Date of Award

Spring 5-5-2023

Level of Access Assigned by Author

Open-Access Thesis

Degree Name

Doctor of Education (EdD)




Susan Bennett-Armistead

Second Committee Member

Kenneth Martin

Third Committee Member

Richard Kent

Additional Committee Members

David Boardman

Tanya Baker


Professional development for teachers gained more attention with the passage of the Elementary and Secondary Education Act (ESEA) of 2001. However, reform efforts spurred by this act focused mainly on training for specific programs and curriculum materials, resulting in little attention to instruction. In the last thirty or more years, new approaches to professional development have emerged, with teacher leadership, in particular, gaining more attention in studies as an important mechanism for reforming classroom practice to raise student achievement. Research has mainly examined collaborative frameworks to sustain teacher growth through professional learning communities situated within the context of schools and districts. Future research focused on the role of relationships with mentors and professional networks outside schools and districts has the potential to advance a conceptual framework for transforming teacher practice and student learning.

This study used social network analysis and narrative analysis as conceptual and analytical frameworks to understand how relationships among teachers in a community of practice influenced their practice and their growth. This study specifically considered the following broad question about professional learning: In what ways do relationships among National Writing Project teacher-consultants influence teacher-consultant’s growth as learners, writers, and teachers of writing?

Data was collected through surveys of several participants and interviews with four informants; these teachers worked in the same school district and participated in the State Writing Project (SWP) at different times in their teaching careers. Participants indicated that they believed particular practices, such as reviewing student work and receiving feedback from colleagues was important to their professional growth. However, these participants also noted that they rarely participated in such activities. Also, the informants explained they chose to participate in the SWP because they sought ways to address the needs of their students and goals of their district, needs and goals not necessarily met with professional development experiences.

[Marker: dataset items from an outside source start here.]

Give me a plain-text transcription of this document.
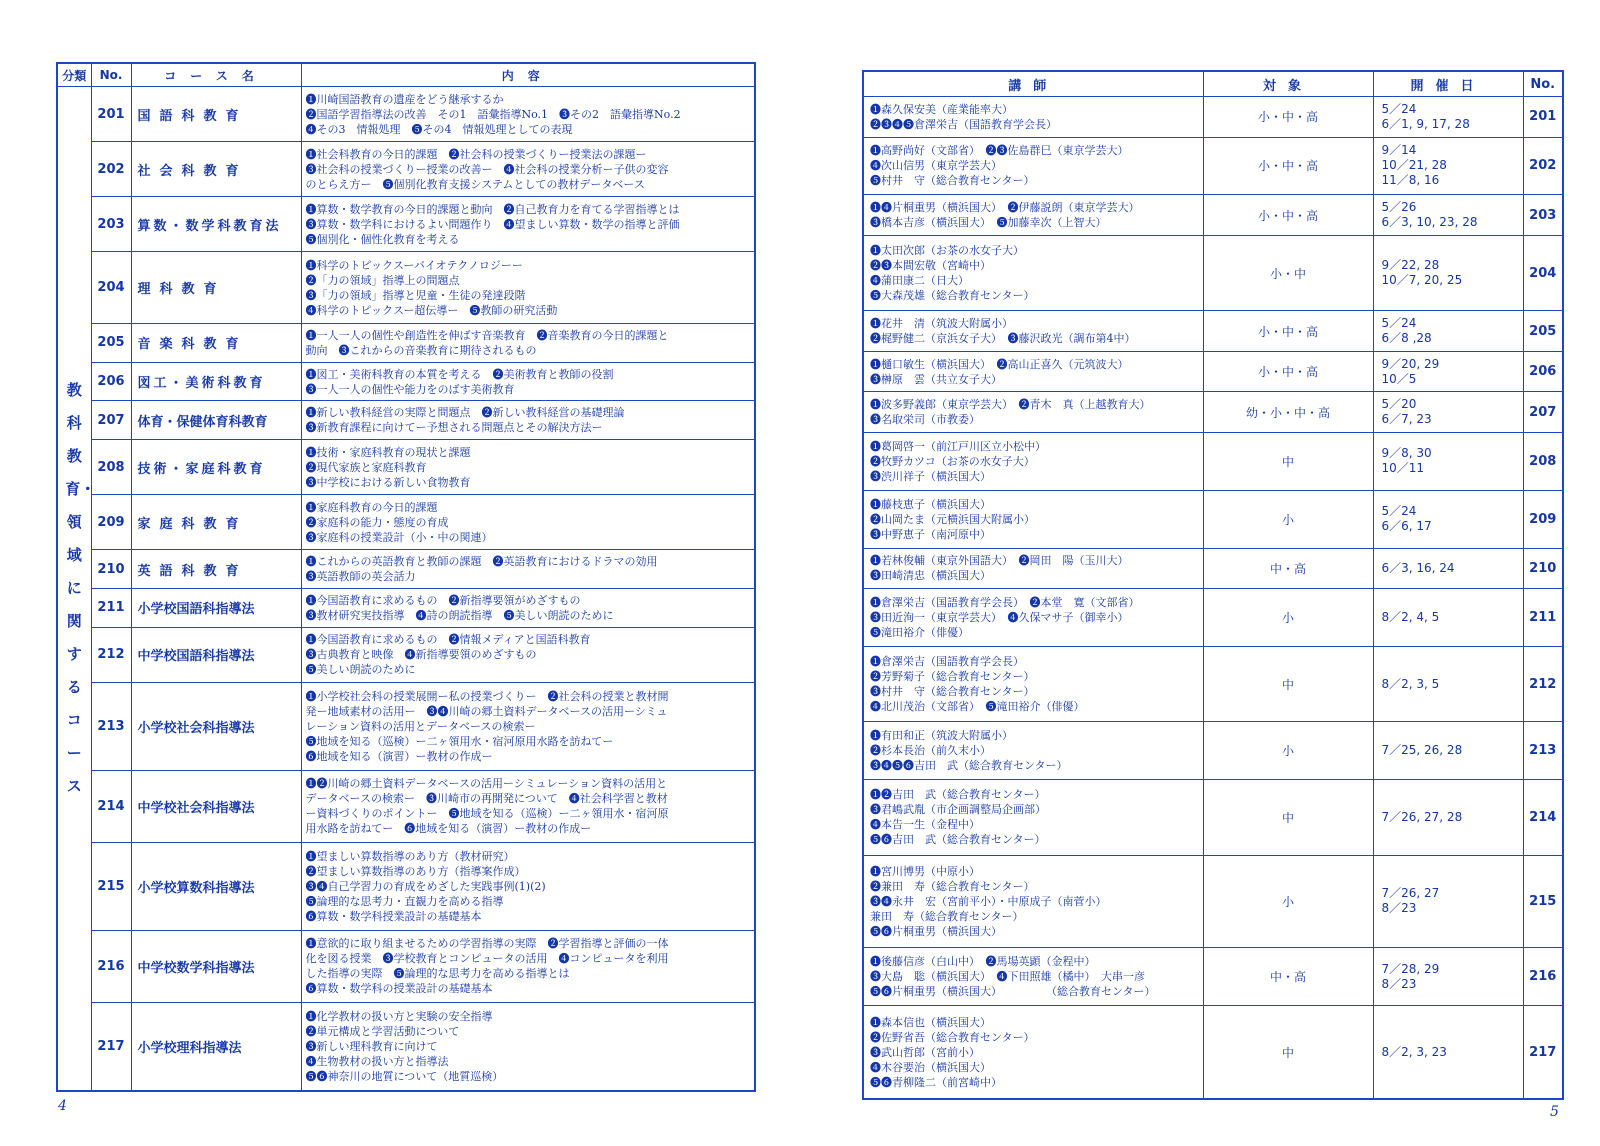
分類	No.	コース名	内容
教科教育・領域に関するコース	201	国語科教育	❶川崎国語教育の遺産をどう継承するか
❷国語学習指導法の改善　その1　語彙指導No.1　❸その2　語彙指導No.2
❹その3　情報処理　❺その4　情報処理としての表現

	202	社会科教育	❶社会科教育の今日的課題　❷社会科の授業づくりー授業法の課題ー
❸社会科の授業づくりー授業の改善ー　❹社会科の授業分析ー子供の変容
のとらえ方ー　❺個別化教育支援システムとしての教材データベース

	203	算数・数学科教育法	❶算数・数学教育の今日的課題と動向　❷自己教育力を育てる学習指導とは
❸算数・数学科におけるよい問題作り　❹望ましい算数・数学の指導と評価
❺個別化・個性化教育を考える

	204	理科教育	❶科学のトピックスーバイオテクノロジーー
❷「力の領域」指導上の問題点
❸「力の領域」指導と児童・生徒の発達段階
❹科学のトピックスー超伝導ー　❺教師の研究活動

	205	音楽科教育	❶一人一人の個性や創造性を伸ばす音楽教育　❷音楽教育の今日的課題と
動向　❸これからの音楽教育に期待されるもの

	206	図工・美術科教育	❶図工・美術科教育の本質を考える　❷美術教育と教師の役割
❸一人一人の個性や能力をのばす美術教育

	207	体育・保健体育科教育	❶新しい教科経営の実際と問題点　❷新しい教科経営の基礎理論
❸新教育課程に向けてー予想される問題点とその解決方法ー

	208	技術・家庭科教育	❶技術・家庭科教育の現状と課題
❷現代家族と家庭科教育
❸中学校における新しい食物教育

	209	家庭科教育	❶家庭科教育の今日的課題
❷家庭科の能力・態度の育成
❸家庭科の授業設計（小・中の関連）

	210	英語科教育	❶これからの英語教育と教師の課題　❷英語教育におけるドラマの効用
❸英語教師の英会話力

	211	小学校国語科指導法	❶今国語教育に求めるもの　❷新指導要領がめざすもの
❸教材研究実技指導　❹詩の朗読指導　❺美しい朗読のために

	212	中学校国語科指導法	❶今国語教育に求めるもの　❷情報メディアと国語科教育
❸古典教育と映像　❹新指導要領のめざすもの
❺美しい朗読のために

	213	小学校社会科指導法	❶小学校社会科の授業展開ー私の授業づくりー　❷社会科の授業と教材開
発ー地域素材の活用ー　❸❹川崎の郷土資料データベースの活用ーシミュ
レーション資料の活用とデータベースの検索ー
❺地域を知る（巡検）ー二ヶ領用水・宿河原用水路を訪ねてー
❻地域を知る（演習）ー教材の作成ー

	214	中学校社会科指導法	❶❷川崎の郷土資料データベースの活用ーシミュレーション資料の活用と
データベースの検索ー　❸川崎市の再開発について　❹社会科学習と教材
ー資料づくりのポイントー　❺地域を知る（巡検）ー二ヶ領用水・宿河原
用水路を訪ねてー　❻地域を知る（演習）ー教材の作成ー

	215	小学校算数科指導法	❶望ましい算数指導のあり方（教材研究）
❷望ましい算数指導のあり方（指導案作成）
❸❹自己学習力の育成をめざした実践事例(1)(2)
❺論理的な思考力・直観力を高める指導
❻算数・数学科授業設計の基礎基本

	216	中学校数学科指導法	❶意欲的に取り組ませるための学習指導の実際　❷学習指導と評価の一体
化を図る授業　❸学校教育とコンピュータの活用　❹コンピュータを利用
した指導の実際　❺論理的な思考力を高める指導とは
❻算数・数学科の授業設計の基礎基本

	217	小学校理科指導法	❶化学教材の扱い方と実験の安全指導
❷単元構成と学習活動について
❸新しい理科教育に向けて
❹生物教材の扱い方と指導法
❺❻神奈川の地質について（地質巡検）
講師	対象	開催日	No.

❶森久保安美（産業能率大）
❷❸❹❺倉澤栄吉（国語教育学会長）	小・中・高	5／24
6／1, 9, 17, 28	201

❶高野尚好（文部省）　❷❸佐島群巳（東京学芸大）
❹次山信男（東京学芸大）
❺村井　守（総合教育センター）	小・中・高	9／14
10／21, 28
11／8, 16	202

❶❹片桐重男（横浜国大）　❷伊藤説朗（東京学芸大）
❸橋本吉彦（横浜国大）　❺加藤幸次（上智大）	小・中・高	5／26
6／3, 10, 23, 28	203

❶太田次郎（お茶の水女子大）
❷❸本間宏敬（宮崎中）
❹蒲田康二（日大）
❺大森茂雄（総合教育センター）	小・中	9／22, 28
10／7, 20, 25	204

❶花井　清（筑波大附属小）
❷梶野健二（京浜女子大）　❸藤沢政光（調布第4中）	小・中・高	5／24
6／8 ,28	205

❶樋口敏生（横浜国大）　❷高山正喜久（元筑波大）
❸榊原　雲（共立女子大）	小・中・高	9／20, 29
10／5	206

❶波多野義郎（東京学芸大）　❷青木　真（上越教育大）
❸名取栄司（市教委）	幼・小・中・高	5／20
6／7, 23	207

❶葛岡啓一（前江戸川区立小松中）
❷牧野カツコ（お茶の水女子大）
❸渋川祥子（横浜国大）	中	9／8, 30
10／11	208

❶藤枝恵子（横浜国大）
❷山岡たま（元横浜国大附属小）
❸中野恵子（南河原中）	小	5／24
6／6, 17	209

❶若林俊輔（東京外国語大）　❷岡田　陽（玉川大）
❸田崎清忠（横浜国大）	中・高	6／3, 16, 24	210

❶倉澤栄吉（国語教育学会長）　❷本堂　寛（文部省）
❸田近洵一（東京学芸大）　❹久保マサ子（御幸小）
❺滝田裕介（俳優）	小	8／2, 4, 5	211

❶倉澤栄吉（国語教育学会長）
❷芳野菊子（総合教育センター）
❸村井　守（総合教育センター）
❹北川茂治（文部省）　❺滝田裕介（俳優）	中	8／2, 3, 5	212

❶有田和正（筑波大附属小）
❷杉本長治（前久末小）
❸❹❺❻吉田　武（総合教育センター）	小	7／25, 26, 28	213

❶❷吉田　武（総合教育センター）
❸君嶋武胤（市企画調整局企画部）
❹本告一生（金程中）
❺❻吉田　武（総合教育センター）	中	7／26, 27, 28	214

❶宮川博男（中原小）
❷兼田　寿（総合教育センター）
❸❹永井　宏（宮前平小）・中原成子（南菅小）
兼田　寿（総合教育センター）
❺❻片桐重男（横浜国大）	小	7／26, 27
8／23	215

❶後藤信彦（白山中）　❷馬場英顕（金程中）
❸大島　聡（横浜国大）　❹下田照雄（橘中）　大串一彦
❺❻片桐重男（横浜国大）　　　　　（総合教育センター）	中・高	7／28, 29
8／23	216

❶森本信也（横浜国大）
❷佐野省吾（総合教育センター）
❸武山哲郎（宮前小）
❹木谷要治（横浜国大）
❺❻青柳隆二（前宮崎中）	中	8／2, 3, 23	217
4	5
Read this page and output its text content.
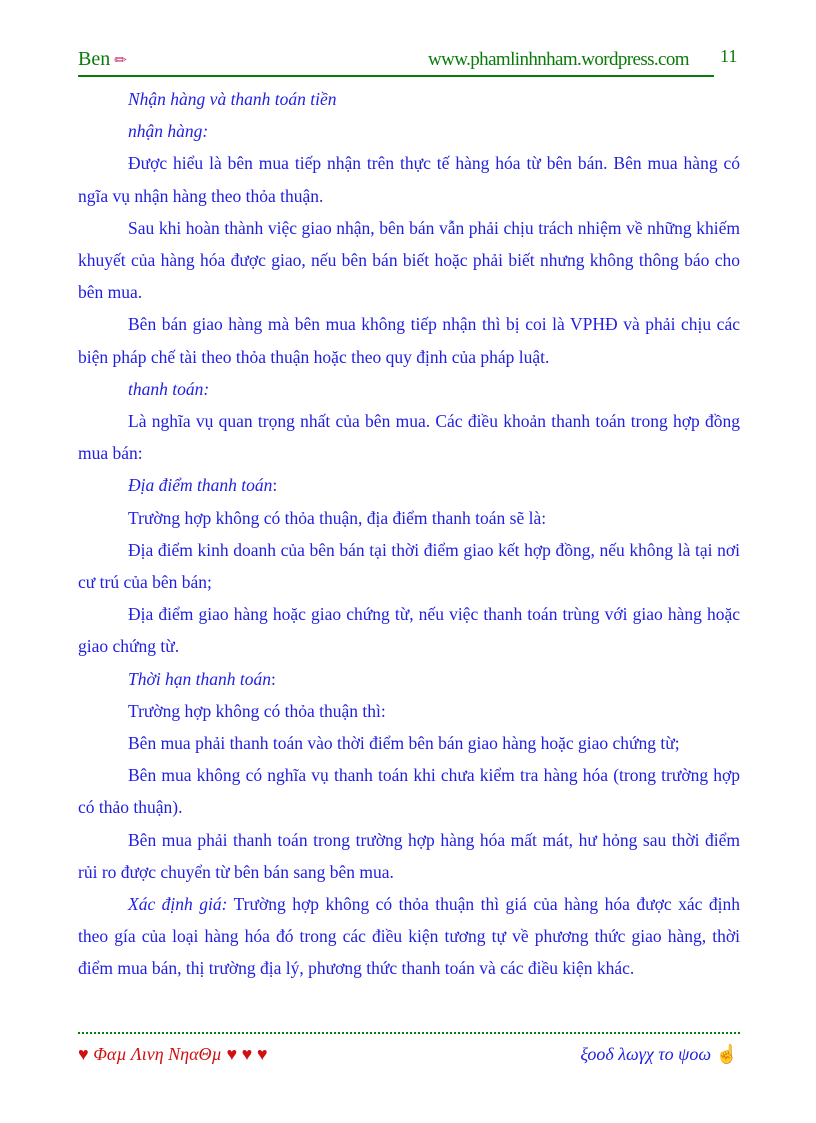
Ben ✏	www.phamlinhnham.wordpress.com 11

Nhận hàng và thanh toán tiền

nhận hàng:

Được hiểu là bên mua tiếp nhận trên thực tế hàng hóa từ bên bán. Bên mua hàng có ngĩa vụ nhận hàng theo thỏa thuận.

Sau khi hoàn thành việc giao nhận, bên bán vẫn phải chịu trách nhiệm về những khiếm khuyết của hàng hóa được giao, nếu bên bán biết hoặc phải biết nhưng không thông báo cho bên mua.

Bên bán giao hàng mà bên mua không tiếp nhận thì bị coi là VPHĐ và phải chịu các biện pháp chế tài theo thỏa thuận hoặc theo quy định của pháp luật.

thanh toán:

Là nghĩa vụ quan trọng nhất của bên mua. Các điều khoản thanh toán trong hợp đồng mua bán:

Địa điểm thanh toán:

Trường hợp không có thỏa thuận, địa điểm thanh toán sẽ là:

Địa điểm kinh doanh của bên bán tại thời điểm giao kết hợp đồng, nếu không là tại nơi cư trú của bên bán;

Địa điểm giao hàng hoặc giao chứng từ, nếu việc thanh toán trùng với giao hàng hoặc giao chứng từ.

Thời hạn thanh toán:

Trường hợp không có thỏa thuận thì:

Bên mua phải thanh toán vào thời điểm bên bán giao hàng hoặc giao chứng từ;

Bên mua không có nghĩa vụ thanh toán khi chưa kiểm tra hàng hóa (trong trường hợp có thảo thuận).

Bên mua phải thanh toán trong trường hợp hàng hóa mất mát, hư hỏng sau thời điểm rủi ro được chuyển từ bên bán sang bên mua.

Xác định giá: Trường hợp không có thỏa thuận thì giá của hàng hóa được xác định theo gía của loại hàng hóa đó trong các điều kiện tương tự về phương thức giao hàng, thời điểm mua bán, thị trường địa lý, phương thức thanh toán và các điều kiện khác.

♥ Φαµ Λινη ΝηαΘµ ♥ ♥ ♥	ξοοδ λωγχ το ψοω ☝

This study analyzed the experiences of these informants in their teaching and learning about writing and their perceptions of their participation in the State Writing Project. Their stories suggest that colleagues with this social network of the SWP had a significant influence on their knowledge about and understanding of teaching writing. These SWP colleagues had an impact on revitalizing the informants’ enthusiasm for teaching, prompting a desire to enact particular practices in their schools and districts. Future studies could focus on these informal structures – these relationships within a network – as a way to support the professional learning of teachers. Additional studies might also examine how narratives serve both as a tool to understand these relationships and as a way to provide teachers opportunities to reflect on their growth as learners and teachers.